One interpretation of this PDE is an exothermic chemical reaction whose rate increases with temperature. We solve over \(x \in [0,1]\) with homogeneous conditions of different kinds.

ϕ = (t,x,u,uₓ,uₓₓ) -> u^2 + uₓₓ
g₁ = (u,uₓ) -> u
g₂ = (u,uₓ) -> uₓ
init = x -> 400x^4*(1-x)^2
x,u = FNC.parabolic(ϕ,(0,1),60,g₁,g₂,(0,0.1),init);
anim = @animate for t in range(0,0.1,length=101) 
    plot(x,u(t),label=@sprintf("t=%.4f",t),
        xaxis=(L"x"), yaxis=(L"u(x,t)",(0,10)),dpi=100, 
        title="Heat equation with source",leg=:topleft)
end
mp4(anim,"boundaries-source.mp4",fps=30)
┌ Info: Saved animation to 
│   fn = /Users/driscoll/repos/fnc-julia/diffusion/boundaries-source.mp4
└ @ Plots /Users/driscoll/.julia/packages/Plots/8K4be/src/animation.jl:114

Finally, we return to the example of the Black–Scholes equation from Section 11.1.

Demo 11.5.7

Here is the Black–Scholes PDE, with a homogeneous Dirichlet condition at zero stock price and a nonhomogeneous Neumann condition at the truncated right boundary.

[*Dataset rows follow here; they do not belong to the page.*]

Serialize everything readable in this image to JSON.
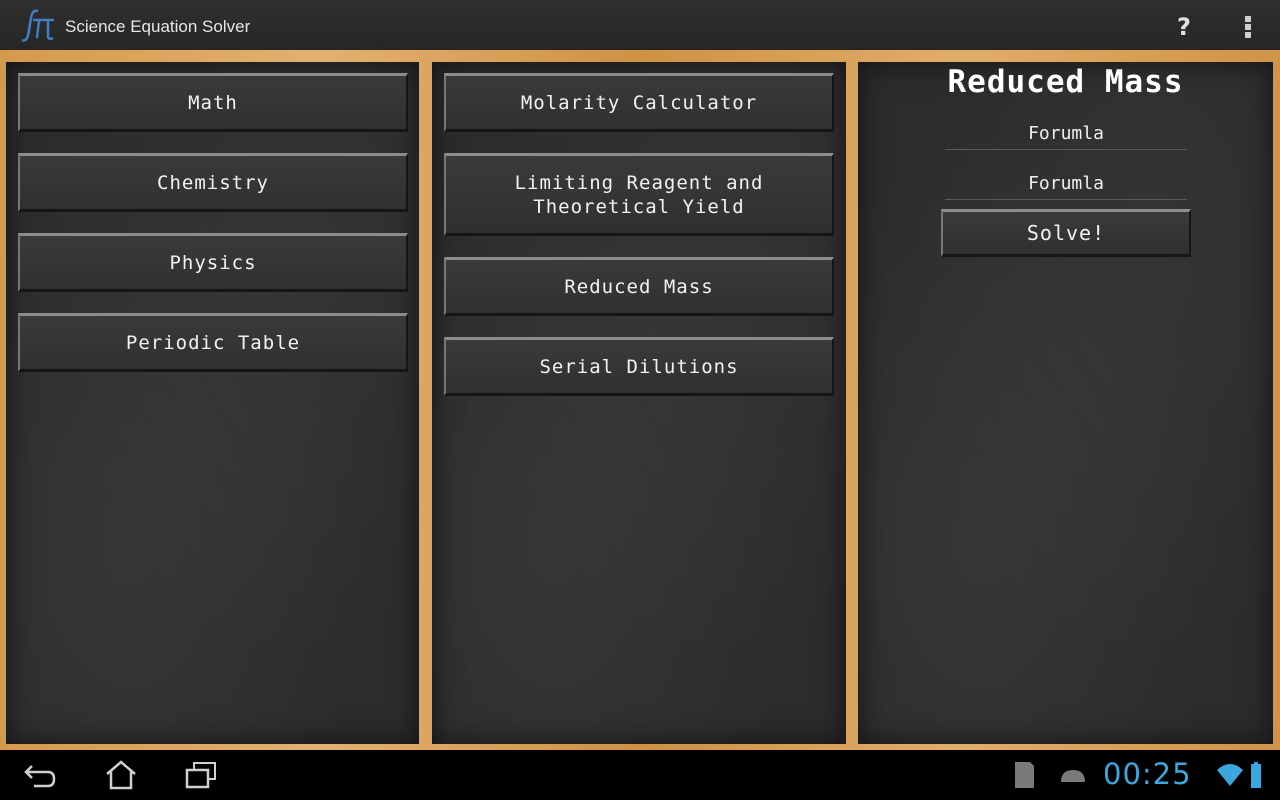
{
  "app": {
    "title": "Science Equation Solver",
    "logo_icon": "pi-formula-icon"
  },
  "actionbar": {
    "help_label": "?",
    "overflow_icon": "overflow-menu-icon"
  },
  "categories": [
    {
      "label": "Math"
    },
    {
      "label": "Chemistry"
    },
    {
      "label": "Physics"
    },
    {
      "label": "Periodic Table"
    }
  ],
  "equations": [
    {
      "label": "Molarity Calculator"
    },
    {
      "label": "Limiting Reagent and\nTheoretical Yield"
    },
    {
      "label": "Reduced Mass"
    },
    {
      "label": "Serial Dilutions"
    }
  ],
  "solver": {
    "title": "Reduced Mass",
    "field1": "Forumla",
    "field2": "Forumla",
    "solve_label": "Solve!"
  },
  "statusbar": {
    "time": "00:25"
  },
  "colors": {
    "chalkboard": "#2c2c2c",
    "wood": "#d9a25a",
    "clock": "#3aa7e0"
  }
}
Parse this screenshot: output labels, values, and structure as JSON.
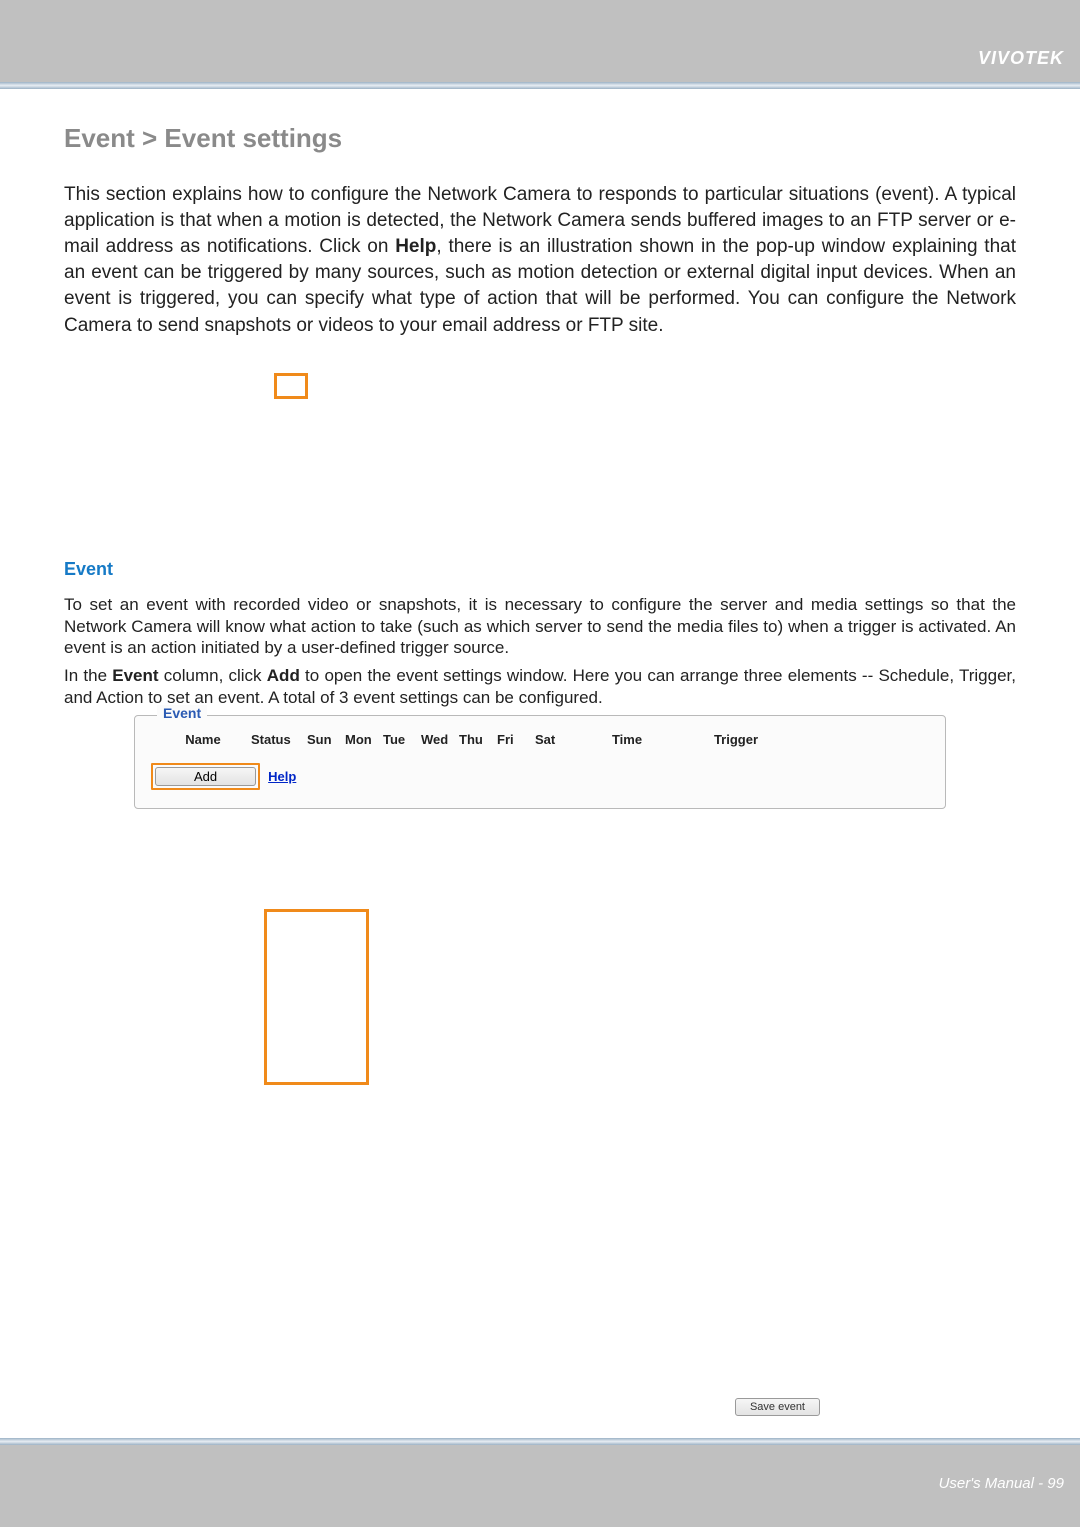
{
  "brand": "VIVOTEK",
  "footer": "User's Manual - 99",
  "heading": "Event > Event settings",
  "intro_part1": "This section explains how to configure the Network Camera to responds to particular situations (event). A typical application is that when a motion is detected, the Network Camera sends buffered images to an FTP server or e-mail address as notifications. Click on ",
  "intro_help": "Help",
  "intro_part2": ", there is an illustration shown in the pop-up window explaining that an event can be triggered by many sources, such as motion detection or external digital input devices. When an event is triggered, you can specify what type of action that will be performed. You can configure the Network Camera to send snapshots or videos to your email address or FTP site.",
  "section_event": "Event",
  "event_para_1": "To set an event with recorded video or snapshots, it is necessary to configure the server and media settings so that the Network Camera will know what action to take (such as which server to send the media files to) when a trigger is activated. An event is an action initiated by a user-defined trigger source.",
  "event_para_2a": "In the ",
  "event_bold_event": "Event",
  "event_para_2b": "  column, click ",
  "event_bold_add": "Add",
  "event_para_2c": " to open the event settings window. Here you can arrange three elements -- Schedule, Trigger, and Action to set an event. A total of 3 event settings can be configured.",
  "event_box": {
    "legend": "Event",
    "headers": {
      "name": "Name",
      "status": "Status",
      "sun": "Sun",
      "mon": "Mon",
      "tue": "Tue",
      "wed": "Wed",
      "thu": "Thu",
      "fri": "Fri",
      "sat": "Sat",
      "time": "Time",
      "trigger": "Trigger"
    },
    "add_label": "Add",
    "help_label": "Help"
  },
  "save_event_label": "Save event"
}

K = 3;  σ = 0.06;  r = 0.08;  Smax = 8;
ϕ = (t,x,u,uₓ,uₓₓ) -> σ^2/2*(x^2*uₓₓ) + r*x*uₓ - r*u
g₁ = (u,uₓ) -> u
g₂ = (u,uₓ) -> uₓ-1;
u₀ = x -> max(0,x-K)
x,u = FNC.parabolic(ϕ,(0,Smax),80,g₁,g₂,(0,15),u₀);
anim = @animate for t in range(0,15,length=151) 
    plot(x,u(t),label=@sprintf("t=%.4f",t),
        xaxis=(L"x"), yaxis=(L"u(x,t)",(-0.5,8)),dpi=100, 
        title="Black–Scholes equation",leg=:topleft)
end
mp4(anim,"boundaries-bs.mp4",fps=30)
┌ Info: Saved animation to 
│   fn = /Users/driscoll/repos/fnc-julia/diffusion/boundaries-bs.mp4
└ @ Plots /Users/driscoll/.julia/packages/Plots/8K4be/src/animation.jl:114

Recall that \(u\) is the value of the call option, and time runs backward from the strike time. The longer the horizon, the more value the option has due to anticipated growth in the stock price.

Exercises#

  1. ✍ Suppose second-order finite differences with \(m=3\) are used to discretize the heat equation on \(x \in [0,2]\), with boundary conditions \(u_x(0,t)=0\) and \(u_x(2,t)=1\). If at some time \(t\), \(u_1=1\) and \(u_2=2\), set up and solve the equations (11.5.5) for \(u_0\) and \(u_m\).

  2. ⌨ Use Function 11.5.4 to solve the heat equation for \(0\le x \le 5\) with initial condition \(u(x,0)=x(5-x)\) and subject to the boundary conditions \(u(0,t)=0\), \(u(5,t)-u_x(5,t)=5\). Plot the solution at \(t=1\) and find the value of \(u(2.5,1)\).

  3. Consider Demo 11.5.6, combining diffusion with a nonlinear source term.

    (a) ✍ Suppose we ignore the diffusion. Use separation of variables (or computer algebra) to solve the IVP \(u_t=u^2\), \(u(0) = A>0\). What happens as \(t\to 1/A\) from below?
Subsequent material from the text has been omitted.